Here’s what the braTs learned about peranakan culture after an hour at the baba & Nyonya Heritage museum in malacca.


THERE’S something incredibly fascinatin­g about Peranakan Chinese culture, especially because of its convergenc­e of different ethnic traditions, and the extravagan­t lifestyles of its people in days gone by.

And there’s probably no better place to learn about and experience that culture than the Baba & Nyonya Heritage Museum in Jalan Tun Tan Cheng Lock, better known as Heeren Street, in Malacca.

The late Chan Kim Lay converted his family’s traditiona­l Peranakan home into the museum in 1985, and his niece Melissa Chan is now its curator.

“The everyday objects and furniture you see in the museum were used by our family before World War II and very little has changed since then,” said Chan.

“So by touring the house, visitors will get a feel of how people used to live. And they will notice the strong family values, such as honouring their ancestors and keeping families ties strong.”

The BRATs were given an hour-long tour by Christina Ong, the museum’s lead tour guide, who showed us some exquisite and intricate wooden carvings around the house, which were produced by craftsmen brought all the way from China.

Further evidence of the family’s wealth could be seen in the embroidere­d silk artwork hung on the walls, as well as the gorgeous Victorian tiles on the floors.

The gold-gilded staircase, made without any nails, is also a sight to behold. Not only is it beautiful, but it also has a special feature – wooden panels at the top allowed the family to seal the staircase at night for security.
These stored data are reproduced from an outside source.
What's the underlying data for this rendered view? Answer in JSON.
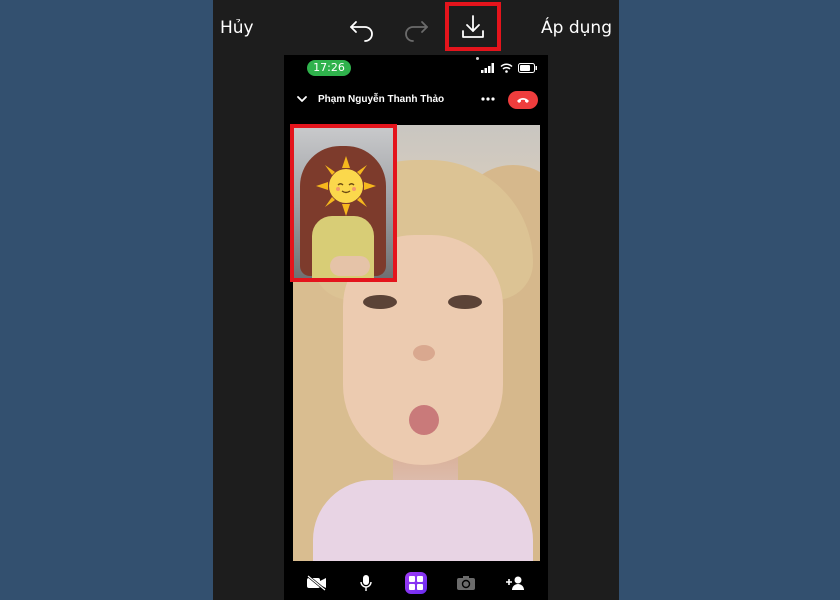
{
  "toolbar": {
    "cancel_label": "Hủy",
    "apply_label": "Áp dụng",
    "icons": [
      "undo-icon",
      "redo-icon",
      "download-icon"
    ]
  },
  "phone": {
    "status_time": "17:26",
    "status_icons": [
      "signal-icon",
      "wifi-icon",
      "battery-icon"
    ],
    "caller_name": "Phạm Nguyễn Thanh Thảo",
    "call_icons": [
      "chevron-down-icon",
      "more-icon",
      "end-call-icon"
    ],
    "bottom_icons": [
      "video-off-icon",
      "microphone-icon",
      "effects-icon",
      "switch-camera-icon",
      "add-person-icon"
    ]
  },
  "colors": {
    "page_background": "#33506f",
    "editor_background": "#1d1d1d",
    "highlight_red": "#e4141c",
    "time_pill_green": "#2fb24c",
    "end_call_red": "#ef3d3d",
    "effects_purple": "#8a34f2"
  }
}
“It also prevents husbands from going out or coming home late at night!” said Ong jokingly.

Ong also explained a lot about the Peranakan people’s lavish 12-day weddings, which are filled with rituals derived from both Malay and Chinese cultures.
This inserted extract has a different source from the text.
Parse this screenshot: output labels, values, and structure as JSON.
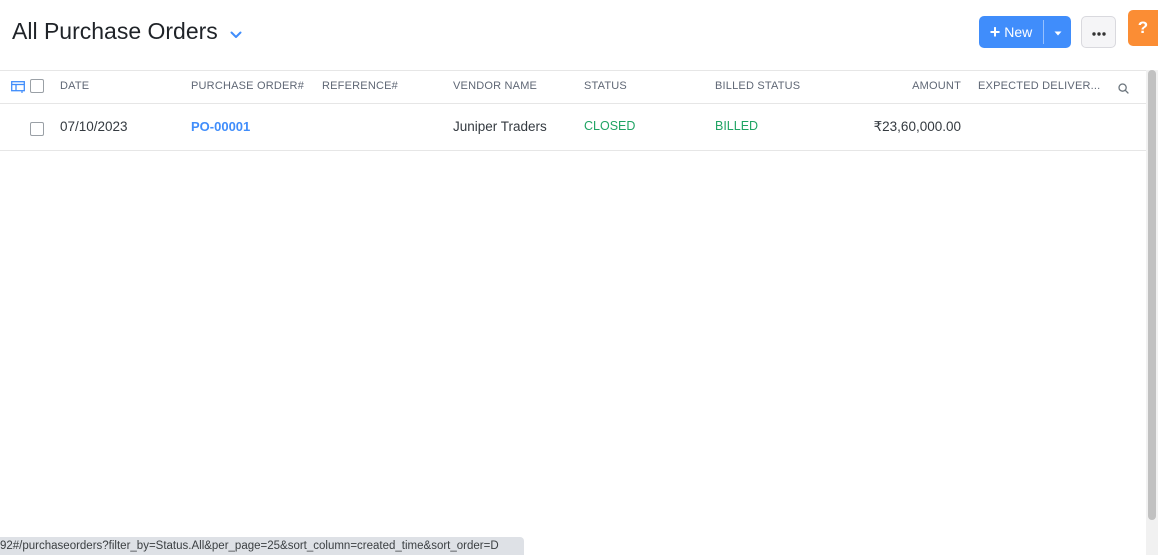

Before the wedding, a hair combing ceremony will take place for both the bride and groom, which signifies their coming of age. This pre-nuptial ceremony, which is still practised in modern day Peranakan weddings, is considered sacred.

The Malay influences include joget dancing and dondang sayang pantun recitals performed in Baba Malay, as well as the serving of nasi lemak during the wedding feast on the last day.

To ensure the bride looks her best on her big day (more like days), Ong said goldsmiths were commission­ed to work at the family’s house, where they would work daily on the bridal jewellery, which included a headgear made out of around 100 silver and gold pins.

Their wedding attire is equally ornate. According to Ong, preserving wedding dresses is very important, as they are passed down from generation to generation.

Today, Chan’s family still owns a bridal costume from the Qing dynasty and a groom’s costume from the Ming dynasty. Both are on display at the museum.